The State Department confirmed on September 3, that Mr. Pagliano was employed by the State Department from May 2009 through February 2013 as an IT specialist, and that he currently serves as a contractor working in the Bureau of Information Resource Management (State/IRM). The State Department also said that it was not consulted on Mr. Pagliano’s decision to take the 5th.   “He has pleaded the Fifth, so to speak. It’s certainly not an admission of guilt, as we all know, but it’s his constitutional right, so we respect that,” the official spokesperson said.

That’s not the end of it, of course.
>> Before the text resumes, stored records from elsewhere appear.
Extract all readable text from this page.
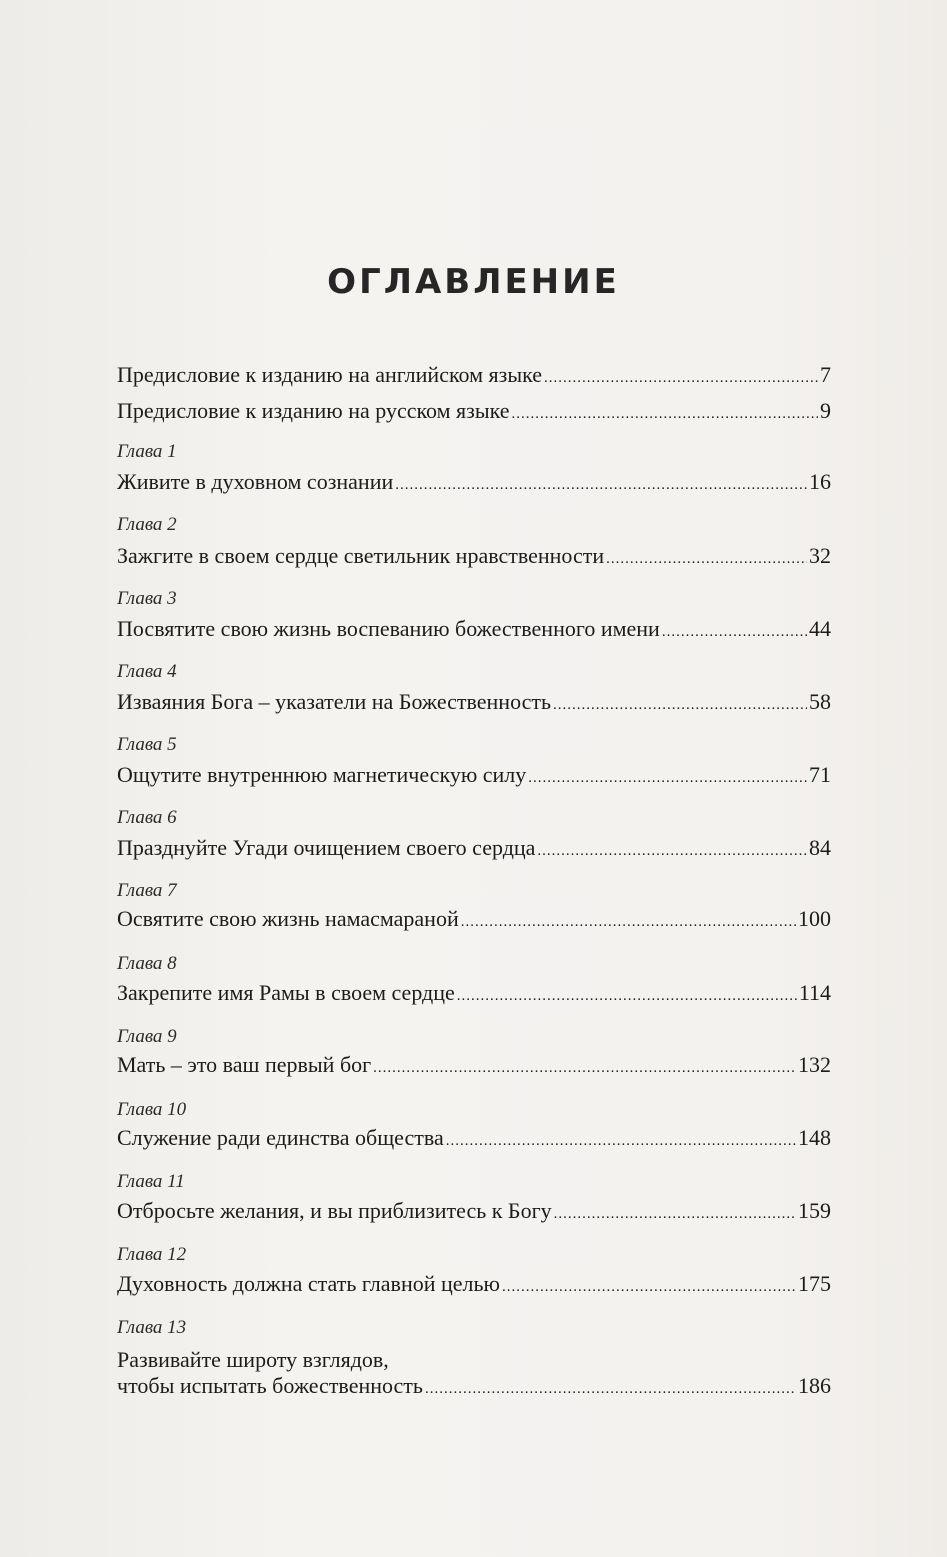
ОГЛАВЛЕНИЕ
Предисловие к изданию на английском языке .....	7
Предисловие к изданию на русском языке .....	9
Глава 1
Живите в духовном сознании .....	16
Глава 2
Зажгите в своем сердце светильник нравственности .....	32
Глава 3
Посвятите свою жизнь воспеванию божественного имени .....	44
Глава 4
Изваяния Бога – указатели на Божественность .....	58
Глава 5
Ощутите внутреннюю магнетическую силу .....	71
Глава 6
Празднуйте Угади очищением своего сердца .....	84
Глава 7
Освятите свою жизнь намасмараной .....	100
Глава 8
Закрепите имя Рамы в своем сердце .....	114
Глава 9
Мать – это ваш первый бог .....	132
Глава 10
Служение ради единства общества .....	148
Глава 11
Отбросьте желания, и вы приблизитесь к Богу .....	159
Глава 12
Духовность должна стать главной целью .....	175
Глава 13
Развивайте широту взглядов,
чтобы испытать божественность .....	186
The House Select Committee on Benghazi is reportedly requiring Mr. Pagliano’s presence, which prompted a stern letter Wednesday from Pagliano’s lawyer, who accused the panel and its chairman, Rep. Trey Gowdy (R-S.C.), of engaging in political theater and abusing its subpoena power, according to the Washington Post. Politico also has a report today noting that Pagliano’s lawyer, Mark MacDougall has said in a letter to two congressional panels that he did not ask any Congressional committees for immunity, but “in the event that any committee of the Congress” does authorize such a judicial order, “Mr. Pagliano will, of course, comply with such an order.”
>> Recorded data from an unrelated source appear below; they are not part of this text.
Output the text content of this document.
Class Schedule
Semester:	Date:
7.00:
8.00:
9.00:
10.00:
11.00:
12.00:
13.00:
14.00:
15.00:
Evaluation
Even if you’re in no danger of getting snared in the Clinton controversies, isn’t this case a good reminder to review one’s Professional Liability Insurance coverage? PLI covers not just admin and disciplinary matters, but also congressional and OIG investigations. For eligible employees, the State Department regulations allow the reimbursement of up to 50% of PLI cost (see 3 FAM 3840 – pdf).